Cresceu assim, sem medo de ser quem era. Nitidamente diferente desde o berço, sem ligar a mínima para isso. Uma peça que veio de fábrica e não se encaixava no brinquedo. Mariana também nunca foi bonita. A bonita era Milena, a melhor amiga. Tampouco, chegava a ser feia. O adjetivo para descrevê-la fisicamente não poderia ser outro além de exótica.

Tinha imensos olhos verde-água puxados nas pontas com cílios tão claros que nem dava para ver. Tinha a pele toda pintadinha de sardas dando-lhe um tom de ferrugem, uma boquinha de boneca de porcelana, que apesar da delicadeza de formato, era dada aos maiores impropérios e os cabelos de cachos muito grandes, muito vermelhos.

A mãe adorava o cabelo de Mariana. Divertia-se arranjando os cachos em penteados. Ela era a única ruiva da casa, da família. A recessiva entre as recessivas. Alice agradecia aos céus pelo presente de uma filhinha linda de cabelos tão vermelhos. Sua Pequena Sereia. Sempre, sempre, sua Pequena.

Quando a mãe morreu, os cabelos lhe incomodaram demais. Pareciam um tributo a um passado que jamais voltaria. Vermelho vivo passou a ser a cor do sofrimento para Mariana, então, ela os pintou de azul, e de verde e de roxo, mas o vermelho tinha uma resistência incrível. Resistente como a própria Mariana. Resistente como o amor que era capaz de sentir.
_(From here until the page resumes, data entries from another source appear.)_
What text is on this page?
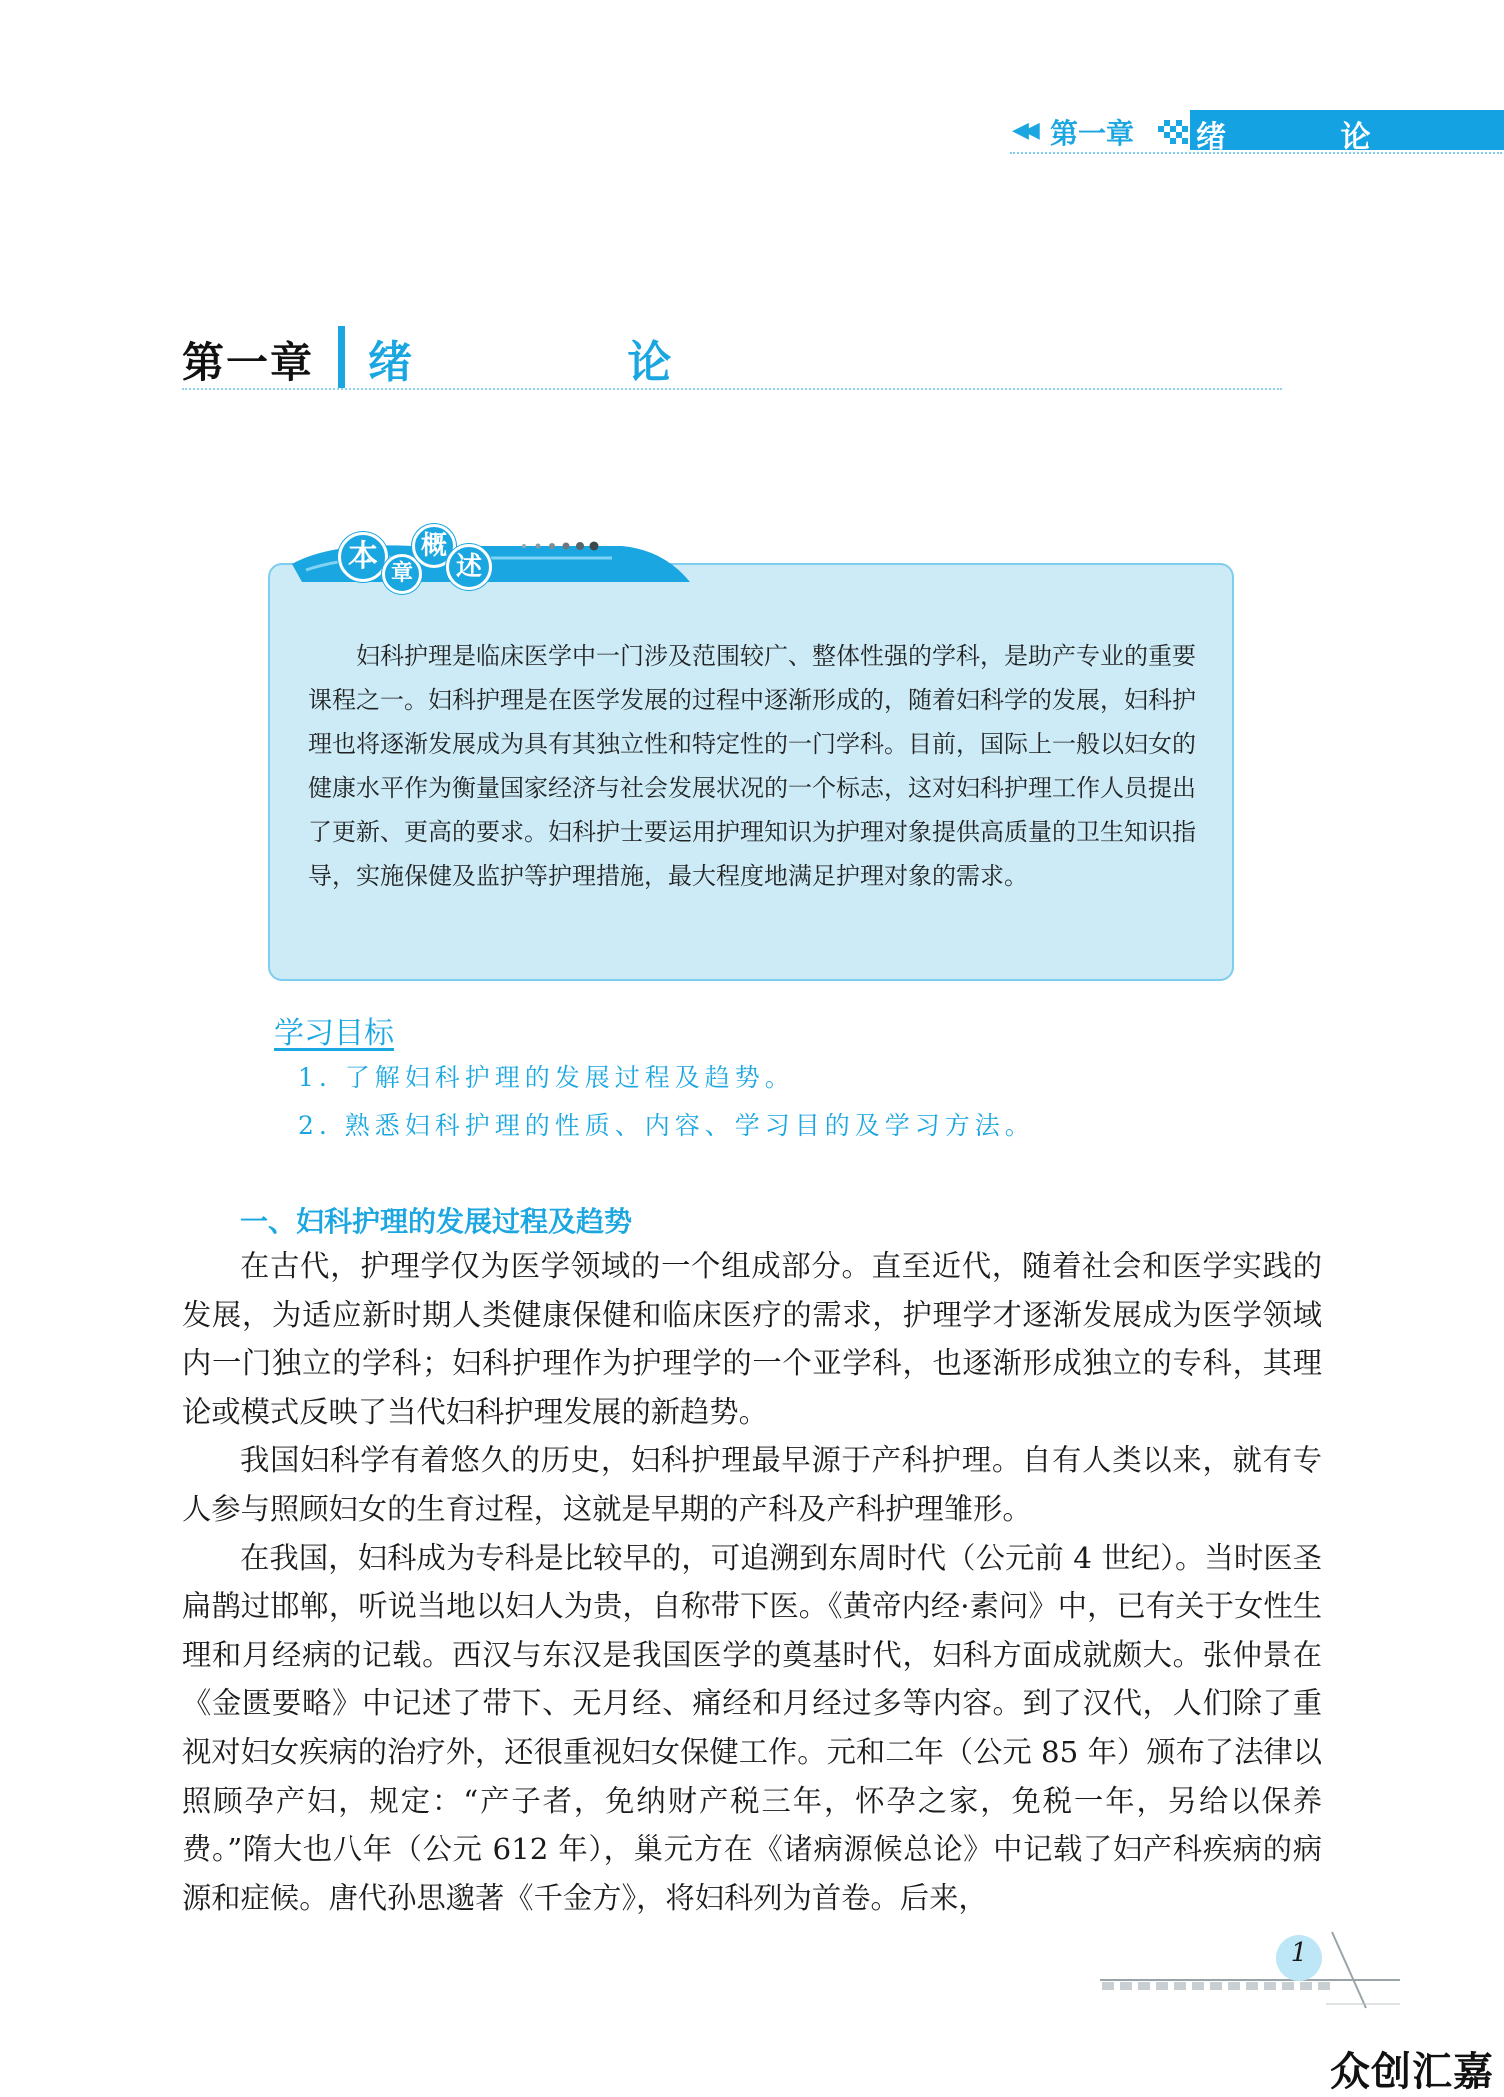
◀◀ 第一章 绪 论
第一章 绪 论
本 章
概
述

妇科护理是临床医学中一门涉及范围较广、整体性强的学科，是助产专业的重要课程之一。妇科护理是在医学发展的过程中逐渐形成的，随着妇科学的发展，妇科护理也将逐渐发展成为具有其独立性和特定性的一门学科。目前，国际上一般以妇女的健康水平作为衡量国家经济与社会发展状况的一个标志，这对妇科护理工作人员提出了更新、更高的要求。妇科护士要运用护理知识为护理对象提供高质量的卫生知识指导，实施保健及监护等护理措施，最大程度地满足护理对象的需求。

学习目标
1. 了解妇科护理的发展过程及趋势。
2. 熟悉妇科护理的性质、内容、学习目的及学习方法。
一、妇科护理的发展过程及趋势

在古代，护理学仅为医学领域的一个组成部分。直至近代，随着社会和医学实践的发展，为适应新时期人类健康保健和临床医疗的需求，护理学才逐渐发展成为医学领域内一门独立的学科；妇科护理作为护理学的一个亚学科，也逐渐形成独立的专科，其理论或模式反映了当代妇科护理发展的新趋势。

我国妇科学有着悠久的历史，妇科护理最早源于产科护理。自有人类以来，就有专人参与照顾妇女的生育过程，这就是早期的产科及产科护理雏形。

在我国，妇科成为专科是比较早的，可追溯到东周时代（公元前 4 世纪）。当时医圣扁鹊过邯郸，听说当地以妇人为贵，自称带下医。《黄帝内经·素问》中，已有关于女性生理和月经病的记载。西汉与东汉是我国医学的奠基时代，妇科方面成就颇大。张仲景在《金匮要略》中记述了带下、无月经、痛经和月经过多等内容。到了汉代，人们除了重视对妇女疾病的治疗外，还很重视妇女保健工作。元和二年（公元 85 年）颁布了法律以照顾孕产妇，规定：“产子者，免纳财产税三年，怀孕之家，免税一年，另给以保养费。”隋大也八年（公元 612 年），巢元方在《诸病源候总论》中记载了妇产科疾病的病源和症候。唐代孙思邈著《千金方》，将妇科列为首卷。后来，

1
众创汇嘉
Agora, com dezesseis anos, assumia novamente o vermelho vivo. Sem nenhuma camada de tinta. De certo que Alice não voltaria jamais para a sua vida, mas quem disse que algum dia ela havia partido? A mãe sempre estivera ali, na resistência dos seus cabelos. Na base de tudo que Mariana era. A morte não conseguiria separar jamais amor tão grande assim. Até porque, não existia Mariana sem Alice, a mãe era um pedaço enorme dela mesma.

Foi Alice quem moldou a personalidade de Mariana. Bem verdade que ela já veio prontinha da maternidade. O bebê mais chorão do apartamento. A criança mais mal-humorada da creche. A menina mais briguenta da escolinha. Enfim, um pequeno furacão que revirava tudo por onde passava.
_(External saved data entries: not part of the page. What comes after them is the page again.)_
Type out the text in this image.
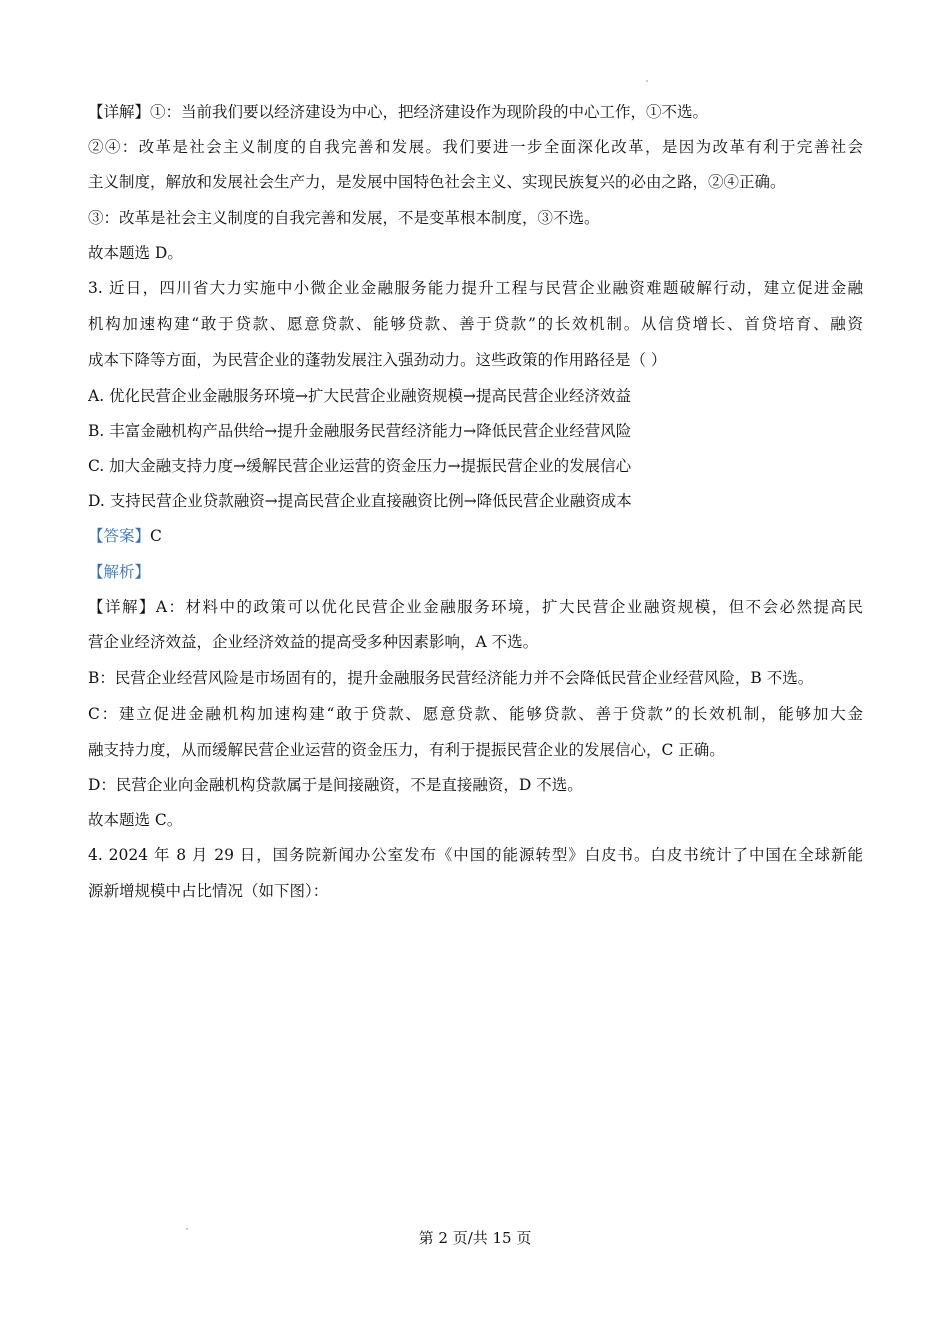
【详解】①：当前我们要以经济建设为中心，把经济建设作为现阶段的中心工作，①不选。
②④：改革是社会主义制度的自我完善和发展。我们要进一步全面深化改革，是因为改革有利于完善社会
主义制度，解放和发展社会生产力，是发展中国特色社会主义、实现民族复兴的必由之路，②④正确。
③：改革是社会主义制度的自我完善和发展，不是变革根本制度，③不选。
故本题选 D。
3. 近日，四川省大力实施中小微企业金融服务能力提升工程与民营企业融资难题破解行动，建立促进金融
机构加速构建“敢于贷款、愿意贷款、能够贷款、善于贷款”的长效机制。从信贷增长、首贷培育、融资
成本下降等方面，为民营企业的蓬勃发展注入强劲动力。这些政策的作用路径是（ ）
A. 优化民营企业金融服务环境→扩大民营企业融资规模→提高民营企业经济效益
B. 丰富金融机构产品供给→提升金融服务民营经济能力→降低民营企业经营风险
C. 加大金融支持力度→缓解民营企业运营的资金压力→提振民营企业的发展信心
D. 支持民营企业贷款融资→提高民营企业直接融资比例→降低民营企业融资成本
【答案】C
【解析】
【详解】A：材料中的政策可以优化民营企业金融服务环境，扩大民营企业融资规模，但不会必然提高民
营企业经济效益，企业经济效益的提高受多种因素影响，A 不选。
B：民营企业经营风险是市场固有的，提升金融服务民营经济能力并不会降低民营企业经营风险，B 不选。
C：建立促进金融机构加速构建“敢于贷款、愿意贷款、能够贷款、善于贷款”的长效机制，能够加大金
融支持力度，从而缓解民营企业运营的资金压力，有利于提振民营企业的发展信心，C 正确。
D：民营企业向金融机构贷款属于是间接融资，不是直接融资，D 不选。
故本题选 C。
4. 2024 年 8 月 29 日，国务院新闻办公室发布《中国的能源转型》白皮书。白皮书统计了中国在全球新能
源新增规模中占比情况（如下图）：
第 2 页/共 15 页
Já Alice era o oposto. Etérea. Quase não pisava no chão. A tranquilidade em forma de mulher com seus gestos largos e delicados. Com um sorriso no rosto, resolvia todos os perrengues nos quais seu furacão particular se envolvia. Contava os segundos até a próxima intervenção pacientemente. Ainda bem que ela nunca gostara mesmo de rotina.

Suas amigas a censuravam por não ser dura. Heloísa, sua amiga de infância, criava uma princesinha dentro de casa usando vários tons de rosa, enquanto sua filha entrava na porrada com os meninos mais velhos que ela para defender seu Pokémon favorito. Nem perdia tempo tentando se justificar. Separava quando corriam risco de se machucar e só. Sabia que um dia o trabalho de lapidação em Mariana daria muito resultado. Ela era uma joia rara.

Sua Pequena era diferente. E ela achava fantástico ser diferente. Incentivou cada idiossincrasia. Se a menina nunca seria uma princesa, Alice tinha muita curiosidade para saber no que se tornaria. Afinal, livre da obrigação de ser delicada, poderia ser qualquer coisa. Mariana não tinha limites, todas as suas amigas afirmavam isso com convicção, mas tinha o universo de possibilidades em suas mãos. E ela jamais abriu mão disso. Fez pintura, escultura, teatro, japonês, alemão, culinária, trapézio, equitação, yoga, tudo que lhe deu vontade de fazer. Sem trauma. Sem medo. Sem tentar ser a melhor. Fez pelo prazer e pelo tempo que lhe deu prazer.